The rule that emerges from these cases does not authorize unfettered ex parte contacts with agents of adversaries. Both decisions rested on alternative grounds: one that there was no actual knowledge of representation, the other that there was no showing of confidential information being disclosed. The point is to exercise a great deal of caution when speaking with those affiliated with adversaries outside of a deposition. You want to avoid having to explain to a court why such contacts should not require disqualification.

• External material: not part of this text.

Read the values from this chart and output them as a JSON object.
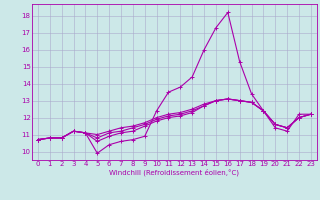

VIII. Thou Shalt Exercise Caution in Representing Conflicting Interests
A corollary to the rule about ex parte communications with agents is to beware when representing conflicting interests in a deposition. One of the reasons the court allowed the contact in La Jolla Cove Motel was that it would have violated Rule of Professional Conduct 3-600, which circuitously allows a lawyer to represent the constituents of an entity only consistent with Rule 3-310. That rule prohibits accepting representation of potentially or actually adverse interests without the informed written consent of each. (Rule 3-310(C).) Failure to follow that rule could lead to disqualification-so careful analysis, and the required consents, should precede an offer to represent a constituent at a deposition.

IX. Thou Shalt Not Treat the Court Reporter as a Confidante
A court reporter is a neutral third party with a defined function in a deposition. (Cal. Code Civ. Proc. § 2025(k).) He or she is prohibited from commenting on "the demeanor of any witness, attorney, or party present at the deposition." (Cal. Code Civ. Proc. § 2025(k)(3).) No attorney should ask a court reporter to violate those statutory ethical obligations. At least as important, an attorney should not share personal observations or allow clients to share their observations about the witness, opposing counsel, or theory of the case with the court reporter. There is no attorney-court reporter privilege.

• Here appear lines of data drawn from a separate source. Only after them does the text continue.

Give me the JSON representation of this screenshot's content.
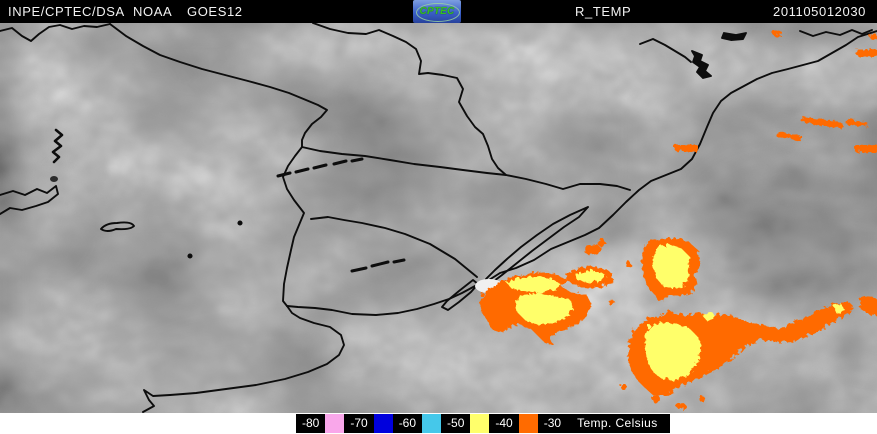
{
  "header": {
    "agency": "INPE/CPTEC/DSA",
    "network": "NOAA",
    "satellite": "GOES12",
    "product": "R_TEMP",
    "timestamp": "201105012030",
    "logo_text": "CPTEC"
  },
  "legend": {
    "title": "Temp. Celsius",
    "labels": [
      "-80",
      "-70",
      "-60",
      "-50",
      "-40",
      "-30"
    ],
    "swatch_colors": [
      "#f9a7ea",
      "#0000dd",
      "#45c8ea",
      "#ffff6b",
      "#ff6b00"
    ]
  },
  "colors": {
    "overlay_orange": "#ff6b00",
    "overlay_yellow": "#ffff6b",
    "map_line": "#0d0d0d",
    "bar_bg": "#000000",
    "bar_text": "#f2f2f2",
    "strip_bg": "#ffffff"
  }
}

An opposing counsel who overhears or otherwise learns of such a conversation may argue that those comments may be used against the disclosing counsel's client because any work-product protection was waived. Any comments made by a client to a court reporter, of course, are directly discoverable.

X. Thou Shalt Not Ask the Court Reporter for Special Favors
Generally, what is offered to one party in a deposition must be offered to all parties. For example, the controlling statute explicitly states that if one party requests an advance copy of a deposition, the court reporter must "immediately notify all other parties attending the deposition of the request" and make a copy of the full or partial deposition transcript available to all parties at the same time. (Cal. Code Civ. Proc. § 2025(p).)

The court reporter is also prohibited from going "off the record" without the agreement of all parties present, unless a party or deponent requests suspension of the proceedings to obtain a protective order "on the ground that the examination is being conducted in bad faith or in a manner that unreasonably annoys, embarrasses, or oppresses that deponent or party." (Cal. Code Civ. Proc. § 2025(n).) Asking for special favors based on a long-standing relationship with a particular court reporter invites the reporter to disregard statutory duties of neutrality.

Daniel E. Eaton is a shareholder at the firm of Seltzer Caplan McMahon Vitek in San Diego and chair of the San Diego County Bar Association Legal Ethics Committee.